Durante siglos hemos asumido que las estrellas son entidades estables. Que nacen, viven millones o miles de millones de años, y mueren con estertores luminosos que podemos ver desde la Tierra. Por eso resulta tan inquietante la posibilidad de que algunas simplemente… desaparezcan. Así, sin explotar, sin dejar rastro, sin ni siquiera una despedida fotónica. Esta es la premisa del proyecto VASCO, liderado por la astrofísica Beatriz Villarroel: rastrear estrellas que hayan aparecido o desaparecido en el cielo comparando imágenes astronómicas de mediados del siglo XX con las de hoy.
La idea es tan simple como ambiciosa. El equipo tomó más de 600 millones de objetos del catálogo USNO-B1.0 (basado en placas fotográficas de los años 50) y los comparó con catálogos modernos como Pan-STARRS. Tras un filtrado inicial aparecieron 150.000 objetos visibles antes y ahora ausentes. De esos, se analizaron manualmente 24.000, y finalmente se identificaron alrededor de 100 candidatos sólidos. Objetos luminosos que estaban, y ahora no están. Que brillaban en la noche del pasado, pero no han vuelto a hacerlo desde entonces.
¿Podría tratarse de errores en las placas fotográficas? Sin duda. Artefactos, burbujas en la emulsión, rayones o polvo son el pan de cada día en archivos antiguos. Pero Villarroel y su equipo han sido meticulosos: han eliminado coincidencias dudosas, emparejamientos incorrectos y todo lo que pueda parecer ruido instrumental. Lo que queda, dicen, son casos que desafían explicaciones sencillas. Y aquí empieza el festival de hipótesis.
También está la hipótesis más inquietante (y para algunos, la más poética): las supernovas fallidas. Estrellas supermasivas que colapsan directamente en agujeros negros sin emitir luz visible. Una especie de muerte silenciosa, sin fuegos artificiales. El problema es que estas serían muy raras. Tanto, que encontrar varias en unas pocas décadas sería, cuanto menos, estadísticamente sospechoso.

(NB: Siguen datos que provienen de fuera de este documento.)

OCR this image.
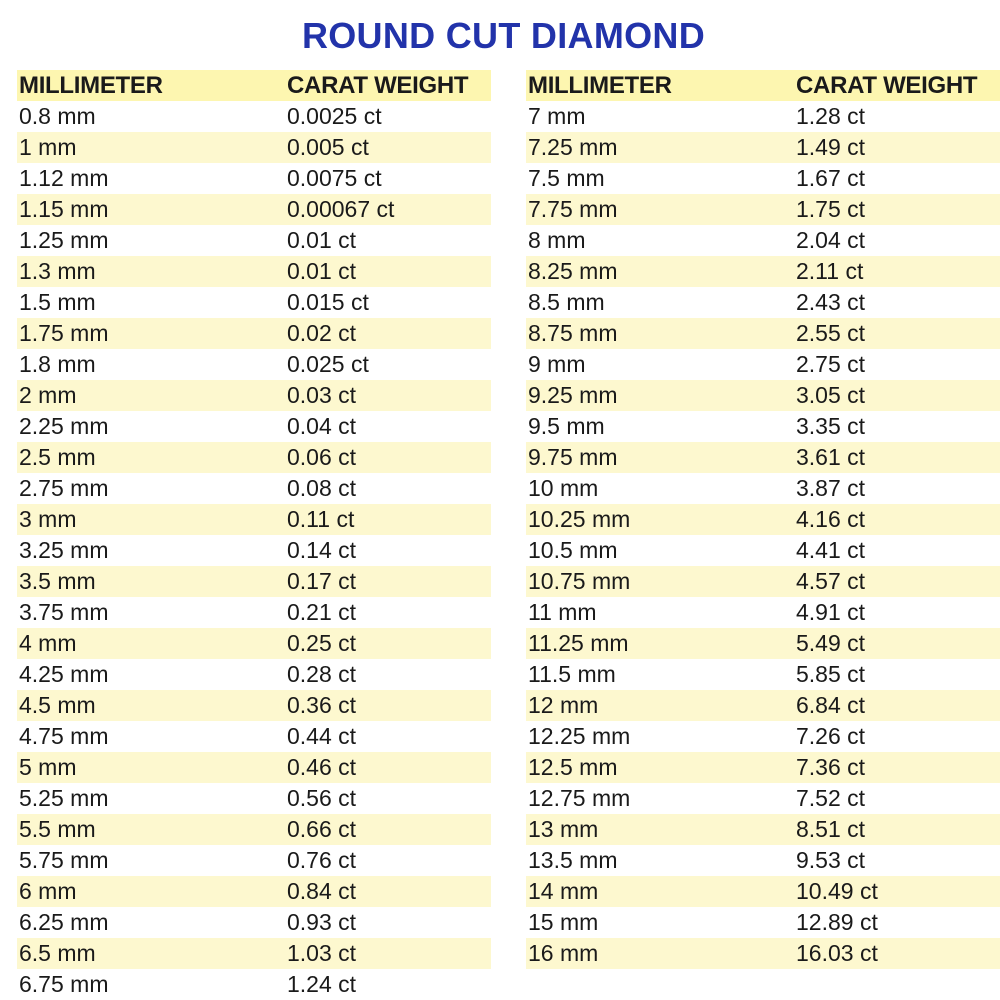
ROUND CUT DIAMOND
MILLIMETER	CARAT WEIGHT
0.8 mm	0.0025 ct
1 mm	0.005 ct
1.12 mm	0.0075 ct
1.15 mm	0.00067 ct
1.25 mm	0.01 ct
1.3 mm	0.01 ct
1.5 mm	0.015 ct
1.75 mm	0.02 ct
1.8 mm	0.025 ct
2 mm	0.03 ct
2.25 mm	0.04 ct
2.5 mm	0.06 ct
2.75 mm	0.08 ct
3 mm	0.11 ct
3.25 mm	0.14 ct
3.5 mm	0.17 ct
3.75 mm	0.21 ct
4 mm	0.25 ct
4.25 mm	0.28 ct
4.5 mm	0.36 ct
4.75 mm	0.44 ct
5 mm	0.46 ct
5.25 mm	0.56 ct
5.5 mm	0.66 ct
5.75 mm	0.76 ct
6 mm	0.84 ct
6.25 mm	0.93 ct
6.5 mm	1.03 ct
6.75 mm	1.24 ct
MILLIMETER	CARAT WEIGHT
7 mm	1.28 ct
7.25 mm	1.49 ct
7.5 mm	1.67 ct
7.75 mm	1.75 ct
8 mm	2.04 ct
8.25 mm	2.11 ct
8.5 mm	2.43 ct
8.75 mm	2.55 ct
9 mm	2.75 ct
9.25 mm	3.05 ct
9.5 mm	3.35 ct
9.75 mm	3.61 ct
10 mm	3.87 ct
10.25 mm	4.16 ct
10.5 mm	4.41 ct
10.75 mm	4.57 ct
11 mm	4.91 ct
11.25 mm	5.49 ct
11.5 mm	5.85 ct
12 mm	6.84 ct
12.25 mm	7.26 ct
12.5 mm	7.36 ct
12.75 mm	7.52 ct
13 mm	8.51 ct
13.5 mm	9.53 ct
14 mm	10.49 ct
15 mm	12.89 ct
16 mm	16.03 ct
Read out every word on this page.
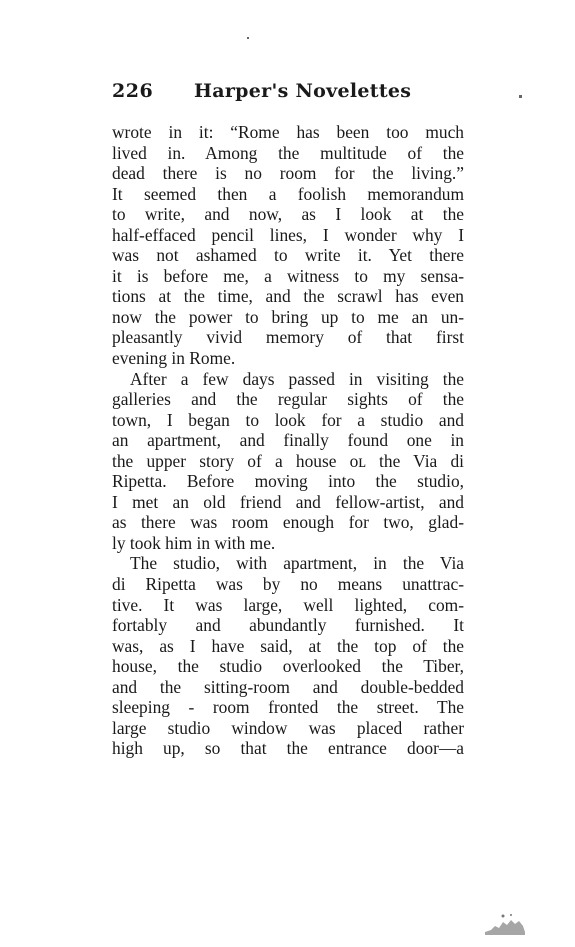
226	Harper's Novelettes
wrote in it: “Rome has been too much
lived in. Among the multitude of the
dead there is no room for the living.”
It seemed then a foolish memorandum
to write, and now, as I look at the
half-effaced pencil lines, I wonder why I
was not ashamed to write it. Yet there
it is before me, a witness to my sensa-
tions at the time, and the scrawl has even
now the power to bring up to me an un-
pleasantly vivid memory of that first
evening in Rome.
After a few days passed in visiting the
galleries and the regular sights of the
town, I began to look for a studio and
an apartment, and finally found one in
the upper story of a house oʟ the Via di
Ripetta. Before moving into the studio,
I met an old friend and fellow-artist, and
as there was room enough for two, glad-
ly took him in with me.
The studio, with apartment, in the Via
di Ripetta was by no means unattrac-
tive. It was large, well lighted, com-
fortably and abundantly furnished. It
was, as I have said, at the top of the
house, the studio overlooked the Tiber,
and the sitting-room and double-bedded
sleeping - room fronted the street. The
large studio window was placed rather
high up, so that the entrance door—a
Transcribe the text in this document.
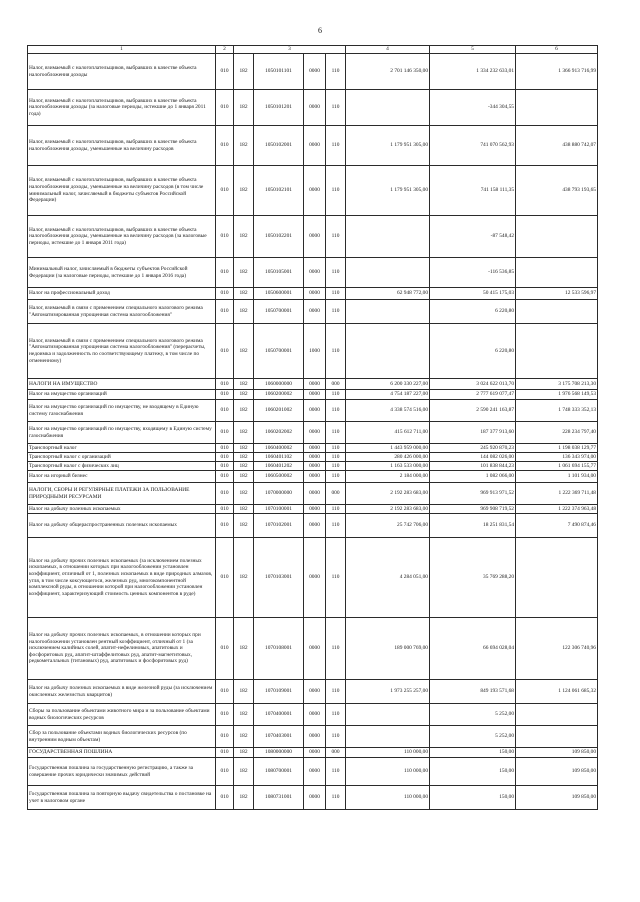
6
1	2	3				4	5	6
Налог, взимаемый с налогоплательщиков, выбравших в качестве объекта налогообложения доходы	010	182	1050101101	0000	110	2 701 146 350,00	1 334 232 633,01	1 366 913 716,99
Налог, взимаемый с налогоплательщиков, выбравших в качестве объекта налогообложения доходы (за налоговые периоды, истекшие до 1 января 2011 года)	010	182	1050101201	0000	110		-344 304,55	
Налог, взимаемый с налогоплательщиков, выбравших в качестве объекта налогообложения доходы, уменьшенные на величину расходов	010	182	1050102001	0000	110	1 179 951 305,00	741 070 562,93	438 880 742,07
Налог, взимаемый с налогоплательщиков, выбравших в качестве объекта налогообложения доходы, уменьшенные на величину расходов (в том числе минимальный налог, зачисляемый в бюджеты субъектов Российской Федерации)	010	182	1050102101	0000	110	1 179 951 305,00	741 158 111,35	438 793 193,65
Налог, взимаемый с налогоплательщиков, выбравших в качестве объекта налогообложения доходы, уменьшенные на величину расходов (за налоговые периоды, истекшие до 1 января 2011 года)	010	182	1050102201	0000	110		-87 548,42	
Минимальный налог, зачисляемый в бюджеты субъектов Российской Федерации (за налоговые периоды, истекшие до 1 января 2016 года)	010	182	1050105001	0000	110		-116 536,85	
Налог на профессиональный доход	010	182	1050600001	0000	110	62 948 772,00	50 415 175,03	12 533 596,97
Налог, взимаемый в связи с применением специального налогового режима "Автоматизированная упрощенная система налогообложения"	010	182	1050700001	0000	110		6 220,80	
Налог, взимаемый в связи с применением специального налогового режима "Автоматизированная упрощенная система налогообложения" (перерасчеты, недоимка и задолженность по соответствующему платежу, в том числе по отмененному)	010	182	1050700001	1000	110		6 220,80	
НАЛОГИ НА ИМУЩЕСТВО	010	182	1060000000	0000	000	6 200 330 227,00	3 024 622 013,70	3 175 708 213,30
Налог на имущество организаций	010	182	1060200002	0000	110	4 754 187 227,00	2 777 619 077,47	1 976 568 149,53
Налог на имущество организаций по имуществу, не входящему в Единую систему газоснабжения	010	182	1060201002	0000	110	4 338 574 516,00	2 590 241 163,87	1 748 333 352,13
Налог на имущество организаций по имуществу, входящему в Единую систему газоснабжения	010	182	1060202002	0000	110	415 612 711,00	187 377 913,60	228 234 797,40
Транспортный налог	010	182	1060400002	0000	110	1 443 959 000,00	245 920 870,23	1 198 038 129,77
Транспортный налог с организаций	010	182	1060401102	0000	110	280 426 000,00	144 082 026,00	136 343 974,00
Транспортный налог с физических лиц	010	182	1060401202	0000	110	1 163 533 000,00	101 838 844,23	1 061 694 155,77
Налог на игорный бизнес	010	182	1060500002	0000	110	2 184 000,00	1 082 066,00	1 101 934,00
НАЛОГИ, СБОРЫ И РЕГУЛЯРНЫЕ ПЛАТЕЖИ ЗА ПОЛЬЗОВАНИЕ ПРИРОДНЫМИ РЕСУРСАМИ	010	182	1070000000	0000	000	2 192 283 683,00	969 913 971,52	1 222 369 711,48
Налог на добычу полезных ископаемых	010	182	1070100001	0000	110	2 192 283 683,00	969 908 719,52	1 222 374 963,48
Налог на добычу общераспространенных полезных ископаемых	010	182	1070102001	0000	110	25 742 706,00	18 251 831,54	7 490 874,46
Налог на добычу прочих полезных ископаемых (за исключением полезных ископаемых, в отношении которых при налогообложении установлен коэффициент, отличный от 1, полезных ископаемых в виде природных алмазов, угля, в том числе коксующегося, железных руд, многокомпонентной комплексной руды, в отношении которой при налогообложении установлен коэффициент, характеризующий стоимость ценных компонентов в руде)	010	182	1070103001	0000	110	4 284 051,00	35 769 288,20	
Налог на добычу прочих полезных ископаемых, в отношении которых при налогообложении установлен рентный коэффициент, отличный от 1 (за исключением калийных солей, апатит-нефелиновых, апатитовых и фосфоритовых руд, апатит-штаффелитовых руд, апатит-магнетитовых, редкометалльных (титановых) руд, апатитовых и фосфоритовых руд)	010	182	1070108001	0000	110	189 000 769,00	66 694 028,04	122 306 740,96
Налог на добычу полезных ископаемых в виде железной руды (за исключением окисленных железистых кварцитов)	010	182	1070109001	0000	110	1 973 255 257,00	849 193 571,68	1 124 061 685,32
Сборы за пользование объектами животного мира и за пользование объектами водных биологических ресурсов	010	182	1070400001	0000	110		5 252,00	
Сбор за пользование объектами водных биологических ресурсов (по внутренним водным объектам)	010	182	1070403001	0000	110		5 252,00	
ГОСУДАРСТВЕННАЯ ПОШЛИНА	010	182	1080000000	0000	000	110 000,00	150,00	109 850,00
Государственная пошлина за государственную регистрацию, а также за совершение прочих юридически значимых действий	010	182	1080700001	0000	110	110 000,00	150,00	109 850,00
Государственная пошлина за повторную выдачу свидетельства о постановке на учет в налоговом органе	010	182	1080731001	0000	110	110 000,00	150,00	109 850,00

Y luego, claro, está lo que todos estáis pensando: extraterrestres. El proyecto VASCO, de hecho, se ideó también como una estrategia SETI alternativa. Porque si alguna civilización alienígena hubiera construido una megaestructura alrededor de su estrella (digamos, una esfera de Dyson), podría haberla oscurecido completamente desde nuestra perspectiva. Pero hasta ahora no hay evidencia alguna de que eso esté ocurriendo. Ninguna de las fuentes analizadas muestra patrones artificiales, ni se han observado atenuaciones progresivas, ni nada que huela remotamente a astroingeniería.
También se ha propuesto otra explicación menos galáctica y más geopolítica: algunos de estos destellos podrían estar relacionados con pruebas nucleares atmosféricas. Al comparar los registros de los años 50 con los calendarios de detonaciones, se ha observado una correlación llamativa. Quizá la radiación generó efectos secundarios en la atmósfera, o quizá simplemente se trata de coincidencias temporales. Pero no deja de ser una pista curiosa.
Por supuesto, hay críticas. Algunos astrónomos argumentan que muchos de estos objetos con perfil puntual podrían ser defectos de emulsión. Otros responden que justo ese perfil redondeado sería característico de un destello real ultrarrápido, no de una exposición prolongada. Y así seguimos. La mayoría de la comunidad coincide en una cosa: casi todos los candidatos acabarán teniendo una explicación mundana. Pero algunos quizá no.
Ese es, al final, el valor del proyecto VASCO. No porque haya encontrado aliens, sino porque nos obliga a mirar con nuevos ojos los archivos viejos. A sospechar de lo que damos por hecho. Y a plantearnos que el cielo, aunque parezca inmutable, puede tener sus propios trucos bajo la manga. Quién sabe. Tal vez alguna estrella no desapareció. Tal vez simplemente se escondió. O tal vez, como algunos humanos, decidió que ya había brillado bastante por esta vida.